Perhaps Bruni’s forthcoming book will shed more light on this. Everyone knows about the obesity epidemic and the allergy epidemic; less mentioned is the vast rise in interest in fancy food over the last 30 years. The word foodie was coined in 1981, close to when the sharp rise in American obesity began. Many newspapers, including the New York Times and the San Francisco Chronicle, had until recently much bigger food sections than they had 30 years ago.
I would probably ascribe the rise of the foodie to people having more leisure time and more money to spend. Since the average person isn’t exactly an intellectual or even interested in much of anything beyond what the media tells him to be, and since media has greatly expanded – cable TV especially – food seems like a natural topic for expanded interest. Same thing has happened with wine and many other things, in which consumption is partly to express how sophisticated you are.
I too crave gourmet foods. I often stay up late watching the Food channel. I never eat fermented foods. Maybe there’s a connection.
I have to agree with Mr. Mangan about the most likely hypothesis for the “foodie” phenomena. Me? I like a lot of different foods, both fermented and more richly flavored. (Must one pick?) Your fermented food hypothesis as a restrain on appetite (shall we say a “Shangri-la effect”) seems possible, and worth learning more. I for one have taken to eating more fermented foods as an immune and digestive aid is a . Why not? (Any skeptics out there?)
For most of the 1970′s I was part of a macrobiotic community of more than 200 people who lived and studied together in households in Boston. Everyone ate miso soup at least once a day. I’m sure you know that miso is fermented soy bean paste. Our diet consisted of about 75% whole grains (usually brown rice), supplemented by beans, vegetables, seeds, nuts, seaweeds, and very small amounts of fish and fruit. Sometimes people would go binge on ice cream, junk food, or favorite foods from previous years, but for the most part, folks found the simple diet satisfying. On occasion other fermented foods were part of a meal — natto, real soy sauce, rice bran pickles, homemade sauerkraut, amasake, or beer. Perhaps this adds anecdotal evidence to your theory about what fermented foods do to the appetite, curbing cravings for complexity.
By the way, not one of these hundreds of people was fat, and no one had acne. My own three children, raised without dairy foods, meat, or eggs, have grown to be healthy adults.
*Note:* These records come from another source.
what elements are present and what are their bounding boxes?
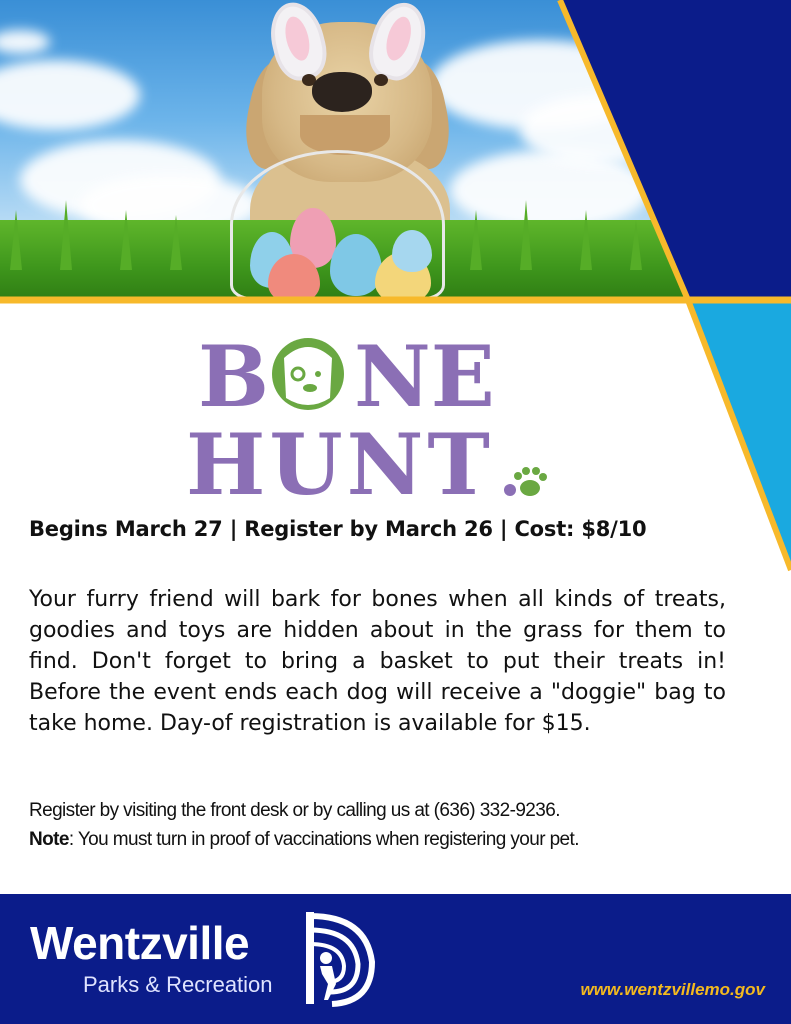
brand-subtitle: Parks & Recreation xyxy=(83,972,273,997)
website-link[interactable]: www.wentzvillemo.gov xyxy=(580,980,765,999)
vaccination-note xyxy=(29,825,789,854)
brand-name: Wentzville xyxy=(30,917,250,969)
logo-letters-ne: NE xyxy=(354,328,495,426)
paw-print-icon xyxy=(514,467,547,496)
bone-hunt-logo xyxy=(180,328,560,503)
wentzville-logo-icon xyxy=(296,908,378,1008)
logo-line-hunt: HUNT xyxy=(186,415,494,503)
note-text: : You must turn in proof of vaccinations when registering your pet. xyxy=(68,829,579,850)
registration-info xyxy=(29,796,789,854)
event-details: Begins March 27 | Register by March 26 | Cost: $8/10 xyxy=(29,517,647,541)
footer xyxy=(0,894,791,1024)
registration-line: Register by visiting the front desk or by calling us at (636) 332-9236. xyxy=(29,800,560,821)
event-description: Your furry friend will bark for bones when all kinds of treats, goodies and toys are hidden about in the grass for them to find. Don't forget to bring a basket to put their treats in! Before the event ends each dog will receive a "doggie" bag to take home. Day-of registration is available for $15. xyxy=(29,587,726,736)
logo-letter-b: B xyxy=(198,328,269,426)
note-label: Note xyxy=(29,829,69,850)
dog-face-icon xyxy=(272,338,344,410)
I can only guess that brown rice, despite its presence at almost every meal at our house for 20 years, did not function as a ditto food, because it always tasted a little different. A different crop. Long, short, or medium grain. Mixed with barley or buckwheat or millet. Garnished with seeds or nuts. And, as we used to say, “the cook’s vibrations that day.”
This is very interesting.
As I understand it, some of the more bacteria-rich non-fermented foods are raw organic fruits and vegetables. (It stands to reason: they haven’t had pre- or post-harvest spraying with antibacterial/antifungal treatments, and haven’t been semi-sterilized through cooking yet, even if they’ve been washed). They’re particularly rich in fecal bacteria, which we used to be exposed to far more frequently as a society.
This leads me to wonder if some of the health benefits claimed by raw-food diet followers come from this high exposure to bacteria. Many also consume fermented foods such as unpasteurized sauerkraut. Quite a few raw-food dieters also claim that over time, their tastes become much simpler.
In my experiments personally I have found that when I eat a high proportion of raw vegetables and fruits, I eat less and have far simpler tastes. Some of that is also the non-ditto-food nature of raw produce, which can be highly variable in taste and texture.
Nobody explains it as “I’m healthier because I’m eating tiny quantities of poo” but then again, that would make a very poor selling point.